Below are results after we solved naively linear optimization problems with material balance satisfied.
================================================================================
Comparison with OLI Studio Output
================================================================================
Species Python Test (Without applying heuristics) OLI Studio
-------------------------------------------------------------------------------------
H2O 5.341013e+01 5.547810e+01
NACL 0.000000e+00 1.000000e+00
NACL.2H2O 9.214461e-01 0.000000e+00
CO2 0.000000e+00 6.029680e-02
HCL.3H2O 4.454920e-02 0.000000e+00
CAO 0.000000e+00 1.700260e-02
NA5H3CO34 1.401327e-02 0.000000e+00
CA3CL6.1H2O 5.667523e-03 0.000000e+00
NA2CO3.10H2O 4.243804e-03 0.000000e+00
NA2O 0.000000e+00 1.141850e-13
================================================================================
Step 5: Python Implementation Results (With Heuristics Applied)
Below are results after we solved using linear optimization problems with material balance satisfied + heuristics applied. The heuristics assign preferential cost weights favoring simple molecular forms (e.g., NaCl, CO2), vapor species, and anhydrous compounds over hydrated species and complex salts, guiding the LP solver toward chemically intuitive, engineering-relevant apparent species compositions.
================================================================================
Comparison with OLI Studio Output
================================================================================
Species Python (With Heuristics) OLI Studio
--------------------------------------------------------------------------------
H2O 5.547807e+01 5.547810e+01
NACL 1.000000e+00 1.000000e+00
CO2 6.029678e-02 6.029680e-02
CAO 1.700257e-02 1.700260e-02
NA2O 0.000000e+00 1.141850e-13
================================================================================
This comparison demonstrates that replicating OLI Studio's apparent species output requires not only correct material balance formulation but also faithful implementation of the chemical heuristics embedded in the cost function.
Conclusion
True-to-apparent species conversion employs linear programming with material balance constraints and chemically informed cost functions to translate rigorous equilibrium speciation into practical molecular formulas.

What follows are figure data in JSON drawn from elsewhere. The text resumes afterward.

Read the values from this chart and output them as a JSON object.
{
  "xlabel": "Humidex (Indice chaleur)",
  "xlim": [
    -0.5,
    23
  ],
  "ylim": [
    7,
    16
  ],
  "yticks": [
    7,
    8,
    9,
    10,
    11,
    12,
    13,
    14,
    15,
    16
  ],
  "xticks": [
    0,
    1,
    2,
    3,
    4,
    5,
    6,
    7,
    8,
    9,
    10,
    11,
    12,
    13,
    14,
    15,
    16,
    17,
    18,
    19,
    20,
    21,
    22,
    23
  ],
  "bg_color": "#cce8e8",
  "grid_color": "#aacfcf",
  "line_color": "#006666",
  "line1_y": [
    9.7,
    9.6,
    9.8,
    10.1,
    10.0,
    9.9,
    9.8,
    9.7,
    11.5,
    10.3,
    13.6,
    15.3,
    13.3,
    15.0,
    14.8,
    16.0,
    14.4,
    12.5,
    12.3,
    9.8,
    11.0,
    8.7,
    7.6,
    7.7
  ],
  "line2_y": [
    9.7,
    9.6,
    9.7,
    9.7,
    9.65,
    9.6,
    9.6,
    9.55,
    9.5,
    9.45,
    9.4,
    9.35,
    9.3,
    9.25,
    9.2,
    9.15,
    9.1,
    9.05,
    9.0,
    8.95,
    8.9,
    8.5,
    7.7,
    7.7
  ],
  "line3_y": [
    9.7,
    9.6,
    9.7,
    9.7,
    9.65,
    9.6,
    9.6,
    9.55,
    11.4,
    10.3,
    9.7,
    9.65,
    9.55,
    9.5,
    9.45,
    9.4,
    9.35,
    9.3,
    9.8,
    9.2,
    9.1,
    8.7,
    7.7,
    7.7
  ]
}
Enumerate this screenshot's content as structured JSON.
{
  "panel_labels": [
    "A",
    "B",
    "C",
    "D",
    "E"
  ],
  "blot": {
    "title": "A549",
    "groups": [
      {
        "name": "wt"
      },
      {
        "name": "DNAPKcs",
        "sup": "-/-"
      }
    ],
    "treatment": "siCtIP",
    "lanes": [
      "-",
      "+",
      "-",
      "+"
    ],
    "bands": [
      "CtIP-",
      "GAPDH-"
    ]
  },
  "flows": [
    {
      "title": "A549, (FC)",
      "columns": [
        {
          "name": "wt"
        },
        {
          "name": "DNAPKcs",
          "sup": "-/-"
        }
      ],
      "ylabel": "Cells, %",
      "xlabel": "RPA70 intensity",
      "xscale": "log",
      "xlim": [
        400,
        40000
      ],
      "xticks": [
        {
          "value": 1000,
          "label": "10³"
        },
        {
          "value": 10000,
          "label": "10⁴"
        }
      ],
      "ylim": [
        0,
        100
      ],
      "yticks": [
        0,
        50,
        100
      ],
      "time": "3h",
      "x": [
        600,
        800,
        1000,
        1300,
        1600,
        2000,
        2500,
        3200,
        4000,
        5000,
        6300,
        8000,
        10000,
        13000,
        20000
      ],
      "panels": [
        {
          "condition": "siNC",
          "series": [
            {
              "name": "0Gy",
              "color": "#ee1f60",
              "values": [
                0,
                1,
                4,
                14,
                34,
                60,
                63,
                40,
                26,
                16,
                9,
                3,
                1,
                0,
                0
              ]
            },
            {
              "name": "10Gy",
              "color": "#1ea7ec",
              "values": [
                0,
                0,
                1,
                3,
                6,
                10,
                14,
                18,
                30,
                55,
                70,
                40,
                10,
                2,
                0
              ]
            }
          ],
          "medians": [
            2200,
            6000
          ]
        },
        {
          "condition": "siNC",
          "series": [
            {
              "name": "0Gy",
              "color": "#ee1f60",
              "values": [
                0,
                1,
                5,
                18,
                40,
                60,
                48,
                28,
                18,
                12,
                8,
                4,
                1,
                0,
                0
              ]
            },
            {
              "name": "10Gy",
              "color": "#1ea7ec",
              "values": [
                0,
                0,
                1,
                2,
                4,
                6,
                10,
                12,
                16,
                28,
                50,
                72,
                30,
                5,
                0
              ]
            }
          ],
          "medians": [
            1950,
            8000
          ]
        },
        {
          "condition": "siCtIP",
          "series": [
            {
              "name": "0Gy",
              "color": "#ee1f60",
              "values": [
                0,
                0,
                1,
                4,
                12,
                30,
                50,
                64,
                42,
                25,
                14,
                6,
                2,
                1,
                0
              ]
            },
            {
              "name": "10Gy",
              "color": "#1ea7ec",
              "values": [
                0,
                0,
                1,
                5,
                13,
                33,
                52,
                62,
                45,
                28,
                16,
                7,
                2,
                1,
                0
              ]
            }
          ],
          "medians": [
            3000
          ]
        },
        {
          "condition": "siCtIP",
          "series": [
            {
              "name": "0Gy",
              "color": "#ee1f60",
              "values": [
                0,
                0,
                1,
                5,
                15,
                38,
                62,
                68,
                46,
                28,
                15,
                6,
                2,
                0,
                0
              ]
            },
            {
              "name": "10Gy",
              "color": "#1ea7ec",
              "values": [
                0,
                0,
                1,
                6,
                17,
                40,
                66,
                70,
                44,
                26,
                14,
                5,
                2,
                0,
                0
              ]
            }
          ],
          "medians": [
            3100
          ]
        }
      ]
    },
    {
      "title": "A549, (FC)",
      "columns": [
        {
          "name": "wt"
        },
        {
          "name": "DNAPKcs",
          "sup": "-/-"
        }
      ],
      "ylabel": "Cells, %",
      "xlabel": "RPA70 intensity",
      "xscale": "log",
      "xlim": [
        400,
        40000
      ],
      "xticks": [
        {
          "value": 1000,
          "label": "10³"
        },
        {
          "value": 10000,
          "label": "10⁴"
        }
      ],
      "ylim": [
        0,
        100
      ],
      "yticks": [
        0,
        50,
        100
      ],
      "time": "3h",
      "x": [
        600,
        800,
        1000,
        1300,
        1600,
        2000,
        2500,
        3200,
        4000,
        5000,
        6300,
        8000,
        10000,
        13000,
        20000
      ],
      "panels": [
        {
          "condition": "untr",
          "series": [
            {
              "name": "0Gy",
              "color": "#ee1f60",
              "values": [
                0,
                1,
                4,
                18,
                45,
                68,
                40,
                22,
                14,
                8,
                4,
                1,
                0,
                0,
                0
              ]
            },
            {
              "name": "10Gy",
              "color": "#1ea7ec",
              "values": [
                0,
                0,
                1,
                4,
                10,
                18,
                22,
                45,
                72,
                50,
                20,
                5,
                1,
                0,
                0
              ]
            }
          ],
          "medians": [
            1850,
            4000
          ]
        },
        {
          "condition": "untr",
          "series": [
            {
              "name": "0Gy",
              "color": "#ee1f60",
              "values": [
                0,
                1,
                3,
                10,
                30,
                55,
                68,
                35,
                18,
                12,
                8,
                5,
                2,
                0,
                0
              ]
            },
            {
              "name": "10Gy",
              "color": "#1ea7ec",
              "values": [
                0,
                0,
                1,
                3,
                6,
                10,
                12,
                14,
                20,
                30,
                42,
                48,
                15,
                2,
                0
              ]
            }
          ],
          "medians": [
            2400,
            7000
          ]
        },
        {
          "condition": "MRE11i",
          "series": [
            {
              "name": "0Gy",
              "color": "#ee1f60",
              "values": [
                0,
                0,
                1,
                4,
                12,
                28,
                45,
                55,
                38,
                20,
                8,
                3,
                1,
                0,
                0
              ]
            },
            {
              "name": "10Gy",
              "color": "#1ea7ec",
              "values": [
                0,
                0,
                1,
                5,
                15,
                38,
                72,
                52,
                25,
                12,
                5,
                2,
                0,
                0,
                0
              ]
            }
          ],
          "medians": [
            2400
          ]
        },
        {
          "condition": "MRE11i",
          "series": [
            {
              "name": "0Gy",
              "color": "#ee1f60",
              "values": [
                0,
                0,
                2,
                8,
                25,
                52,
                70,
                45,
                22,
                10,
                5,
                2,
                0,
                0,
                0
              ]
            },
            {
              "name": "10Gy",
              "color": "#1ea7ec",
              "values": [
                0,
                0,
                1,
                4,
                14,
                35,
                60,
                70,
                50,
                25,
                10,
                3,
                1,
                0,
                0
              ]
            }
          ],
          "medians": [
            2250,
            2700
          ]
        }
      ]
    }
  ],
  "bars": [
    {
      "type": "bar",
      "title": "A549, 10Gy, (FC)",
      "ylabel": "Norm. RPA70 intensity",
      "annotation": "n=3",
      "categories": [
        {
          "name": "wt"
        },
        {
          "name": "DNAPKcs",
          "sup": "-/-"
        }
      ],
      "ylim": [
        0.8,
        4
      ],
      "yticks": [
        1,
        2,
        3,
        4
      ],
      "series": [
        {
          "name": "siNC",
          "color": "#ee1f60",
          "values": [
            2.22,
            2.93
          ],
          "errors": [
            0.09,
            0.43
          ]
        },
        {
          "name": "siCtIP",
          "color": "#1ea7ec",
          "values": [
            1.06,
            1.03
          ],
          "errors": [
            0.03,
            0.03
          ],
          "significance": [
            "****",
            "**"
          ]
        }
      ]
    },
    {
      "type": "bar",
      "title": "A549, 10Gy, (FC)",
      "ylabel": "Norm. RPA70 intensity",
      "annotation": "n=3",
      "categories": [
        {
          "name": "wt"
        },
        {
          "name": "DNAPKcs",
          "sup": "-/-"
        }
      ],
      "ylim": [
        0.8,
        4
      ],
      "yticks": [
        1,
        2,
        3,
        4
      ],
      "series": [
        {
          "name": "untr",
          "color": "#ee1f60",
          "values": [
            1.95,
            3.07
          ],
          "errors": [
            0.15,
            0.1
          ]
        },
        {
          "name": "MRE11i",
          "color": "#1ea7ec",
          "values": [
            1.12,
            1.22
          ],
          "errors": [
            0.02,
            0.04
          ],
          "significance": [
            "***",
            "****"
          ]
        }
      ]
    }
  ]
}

This automated reconciliation ensures thermodynamic consistency while producing engineering-friendly composition reports. Process engineers benefit from familiar compound names and formulas, facilitating communication, material accounting, and integration with plant data systems. Understanding the underlying optimization principles enables informed chemistry model design and interpretation of molecular composition outputs across OLI software platforms.
References
(1) OLI Systems, Inc. OLI Studio User Guide, Version 12.0; Morris Plains, NJ, 2024.
(2) OLI Systems, Inc. OLI Engine Technical Reference, Version 12.0; Morris Plains, NJ, 2024.
(3) Nocedal, J.; Wright, S. J. Numerical Optimization, 2nd ed.; Springer: New York, 2006.
(4) Dantzig, G. B. Linear Programming and Extensions; Princeton University Press: Princeton, NJ, 1963.